Die Darstellung mathematischer Formeln mit ihrer Vielzahl von Symbolen gehört zu den schwierigsten Aufgaben im Bereich der Brailleschrift. Durch das neu entwickelte Onlineportal www.mathinbraille.at haben blinde Menschen jetzt die Möglichkeit, bislang unzugängliche mathematische Inhalte einfach und kostenlos in lesbare Braille- und Sprachformate zu konvertieren.
Weltweit existiert noch immer kein einheitliches Braillesystem für die Darstellung von Mathematik, auch wegen der nationalen Unterschiede zwischen den Brailleschriften in verschiedenen Sprachen. Blinde und sehbehinderte Menschen haben daher große Schwierigkeiten beim Lesen mathematischer Inhalte. Diesem Problem widmete sich das Projekt MathInBraille, das 2010 von der Hilfsgemeinschaft der Blinden und Sehschwachen Österreichs in Kooperation mit dem Institut Integriert Studieren der Johannes Kepler Universität Linz ins Leben gerufen wurde.

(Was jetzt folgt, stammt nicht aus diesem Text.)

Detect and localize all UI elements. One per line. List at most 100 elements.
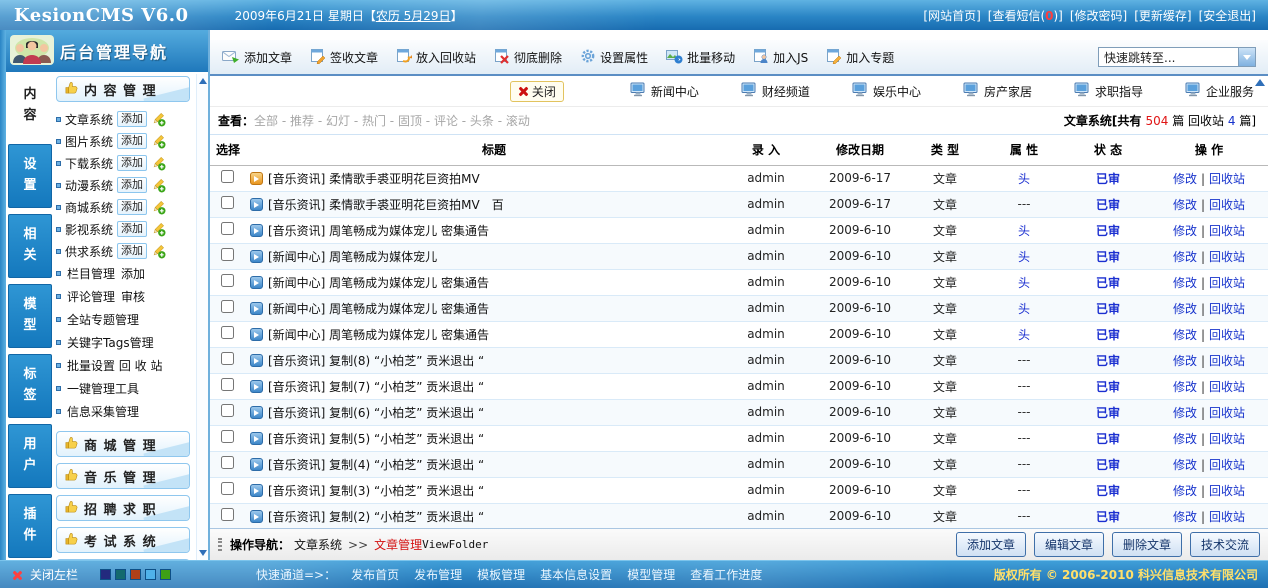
manage-link-extra[interactable]: 添加 bbox=[121, 265, 145, 282]
footer-quick-link[interactable]: 发布管理 bbox=[414, 566, 462, 583]
system-add-button[interactable]: 添加 bbox=[117, 221, 147, 237]
row-checkbox[interactable] bbox=[221, 430, 234, 443]
scroll-up-icon[interactable] bbox=[199, 78, 207, 84]
manage-link[interactable]: 一键管理工具 bbox=[67, 380, 139, 397]
system-link[interactable]: 动漫系统 bbox=[65, 177, 113, 194]
system-link[interactable]: 商城系统 bbox=[65, 199, 113, 216]
row-status-link[interactable]: 已审 bbox=[1096, 380, 1120, 394]
row-checkbox[interactable] bbox=[221, 248, 234, 261]
row-status-link[interactable]: 已审 bbox=[1096, 302, 1120, 316]
row-edit-link[interactable]: 修改 bbox=[1173, 276, 1197, 290]
row-edit-link[interactable]: 修改 bbox=[1173, 458, 1197, 472]
close-panel-button[interactable]: 关闭 bbox=[510, 81, 564, 102]
recycle-bin-button[interactable]: 放入回收站 bbox=[396, 48, 476, 67]
row-status-link[interactable]: 已审 bbox=[1096, 328, 1120, 342]
row-recycle-link[interactable]: 回收站 bbox=[1209, 380, 1245, 394]
set-attributes-button[interactable]: 设置属性 bbox=[580, 48, 648, 67]
system-link[interactable]: 下载系统 bbox=[65, 155, 113, 172]
row-edit-link[interactable]: 修改 bbox=[1173, 406, 1197, 420]
footer-quick-link[interactable]: 模板管理 bbox=[477, 566, 525, 583]
link-messages[interactable]: [查看短信(0)] bbox=[988, 7, 1063, 24]
tech-exchange-button[interactable]: 技术交流 bbox=[1190, 532, 1260, 557]
system-add-button[interactable]: 添加 bbox=[117, 243, 147, 259]
row-recycle-link[interactable]: 回收站 bbox=[1209, 484, 1245, 498]
breadcrumb-page[interactable]: 文章管理 bbox=[374, 536, 422, 553]
row-edit-link[interactable]: 修改 bbox=[1173, 510, 1197, 524]
row-edit-link[interactable]: 修改 bbox=[1173, 484, 1197, 498]
article-title-link[interactable]: [音乐资讯] 复制(8) “小柏芝” 贡米退出 “ bbox=[268, 354, 484, 368]
channel-item[interactable]: 新闻中心 bbox=[630, 82, 699, 100]
filter-link[interactable]: 评论 bbox=[434, 114, 458, 128]
manage-link[interactable]: 评论管理 bbox=[67, 288, 115, 305]
row-checkbox[interactable] bbox=[221, 196, 234, 209]
row-recycle-link[interactable]: 回收站 bbox=[1209, 302, 1245, 316]
system-link[interactable]: 图片系统 bbox=[65, 133, 113, 150]
system-add-button[interactable]: 添加 bbox=[117, 133, 147, 149]
article-title-link[interactable]: [新闻中心] 周笔畅成为媒体宠儿 密集通告 bbox=[268, 302, 489, 316]
add-to-js-button[interactable]: 加入JS bbox=[753, 48, 808, 67]
add-article-button[interactable]: 添加文章 bbox=[222, 48, 292, 67]
row-recycle-link[interactable]: 回收站 bbox=[1209, 458, 1245, 472]
article-title-link[interactable]: [新闻中心] 周笔畅成为媒体宠儿 密集通告 bbox=[268, 328, 489, 342]
collapse-panel-icon[interactable] bbox=[1255, 79, 1265, 86]
system-add-button[interactable]: 添加 bbox=[117, 111, 147, 127]
theme-color-swatch[interactable] bbox=[160, 569, 171, 580]
group-content-management[interactable]: 内 容 管 理 bbox=[56, 76, 190, 102]
filter-link[interactable]: 全部 bbox=[254, 114, 278, 128]
row-edit-link[interactable]: 修改 bbox=[1173, 380, 1197, 394]
system-add-button[interactable]: 添加 bbox=[117, 155, 147, 171]
article-title-link[interactable]: [新闻中心] 周笔畅成为媒体宠儿 bbox=[268, 250, 437, 264]
edit-article-bottom-button[interactable]: 编辑文章 bbox=[1034, 532, 1104, 557]
row-status-link[interactable]: 已审 bbox=[1096, 458, 1120, 472]
batch-move-button[interactable]: 批量移动 bbox=[666, 48, 735, 67]
system-add-button[interactable]: 添加 bbox=[117, 199, 147, 215]
add-to-topic-button[interactable]: 加入专题 bbox=[826, 48, 894, 67]
module-group-button[interactable]: 招 聘 求 职 bbox=[56, 495, 190, 521]
row-status-link[interactable]: 已审 bbox=[1096, 484, 1120, 498]
row-checkbox[interactable] bbox=[221, 170, 234, 183]
module-group-button[interactable]: 考 试 系 统 bbox=[56, 527, 190, 553]
row-edit-link[interactable]: 修改 bbox=[1173, 198, 1197, 212]
row-checkbox[interactable] bbox=[221, 352, 234, 365]
module-group-button[interactable]: 商 城 管 理 bbox=[56, 431, 190, 457]
row-checkbox[interactable] bbox=[221, 404, 234, 417]
row-recycle-link[interactable]: 回收站 bbox=[1209, 224, 1245, 238]
filter-link[interactable]: 固顶 bbox=[398, 114, 422, 128]
article-title-link[interactable]: [音乐资讯] 复制(5) “小柏芝” 贡米退出 “ bbox=[268, 432, 484, 446]
sidebar-scrollbar[interactable] bbox=[196, 74, 208, 560]
row-recycle-link[interactable]: 回收站 bbox=[1209, 406, 1245, 420]
pencil-add-icon[interactable] bbox=[151, 222, 166, 237]
filter-link[interactable]: 滚动 bbox=[506, 114, 530, 128]
row-edit-link[interactable]: 修改 bbox=[1173, 354, 1197, 368]
row-recycle-link[interactable]: 回收站 bbox=[1209, 276, 1245, 290]
filter-link[interactable]: 幻灯 bbox=[326, 114, 350, 128]
row-checkbox[interactable] bbox=[221, 300, 234, 313]
manage-link[interactable]: 批量设置 回 收 站 bbox=[67, 357, 162, 374]
footer-quick-link[interactable]: 发布首页 bbox=[351, 566, 399, 583]
row-recycle-link[interactable]: 回收站 bbox=[1209, 198, 1245, 212]
filter-link[interactable]: 推荐 bbox=[290, 114, 314, 128]
sidebar-tab[interactable]: 用户 bbox=[8, 424, 52, 488]
row-checkbox[interactable] bbox=[221, 508, 234, 521]
row-edit-link[interactable]: 修改 bbox=[1173, 432, 1197, 446]
pencil-add-icon[interactable] bbox=[151, 178, 166, 193]
row-edit-link[interactable]: 修改 bbox=[1173, 250, 1197, 264]
article-title-link[interactable]: [音乐资讯] 复制(7) “小柏芝” 贡米退出 “ bbox=[268, 380, 484, 394]
system-link[interactable]: 文章系统 bbox=[65, 111, 113, 128]
row-status-link[interactable]: 已审 bbox=[1096, 198, 1120, 212]
row-recycle-link[interactable]: 回收站 bbox=[1209, 250, 1245, 264]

„Der Zugang zu Texten in Brailleschrift hat sich in den letzten Jahren entscheidend verbessert. Anders ist die Situation bei mathematischen Formeln, die meist nicht oder nur unzulänglich bereitgestellt werden“, fasst Univ.-Prof. Dr. Klaus Miesenberger die Ausgangssituation zusammen. „Mit MathInBraille haben wir eine einfache, internetbasierte Lösung zur Verfügung gestellt, die bei Bedarf in der Praxis, also im Alltag, in der Schule, an der Universität schnell und einfach anzuwenden ist“, erläutert der Projektleiter das Potenzial des Onlineportals.
Aufwändige Entwicklungsarbeit
Bei der aufwändigen Entwicklung des innovativen Webservice galt es komplexe Herausforderungen zu bewältigen. So musste ein 8-Punkte-Braillesystem für mathematische Inhalte neu definiert werden, das sich zum Lesen auf der Braillezeile am Computer eignet. Die visuelle Darstellung von zweidimensionalen Formeln, wie z. B. √(a²+4)/8 wurde auf die lineare, eindimensionale, taktile Ebene von Brailleformaten heruntergebrochen. Um eine brauchbare Sprachausgabe generieren zu können, musste ein verbales Mathematiksystem definiert werden. Das ist eine Vorschrift, wie mathematische Inhalte vorgelesen werden müssen, um überhaupt verständlich zu sein. Informatiker der Universität Linz entwickelten die Softwaremodule zur Implementierung in die frei zugängliche Konvertierungsdatenbank MathInBraille.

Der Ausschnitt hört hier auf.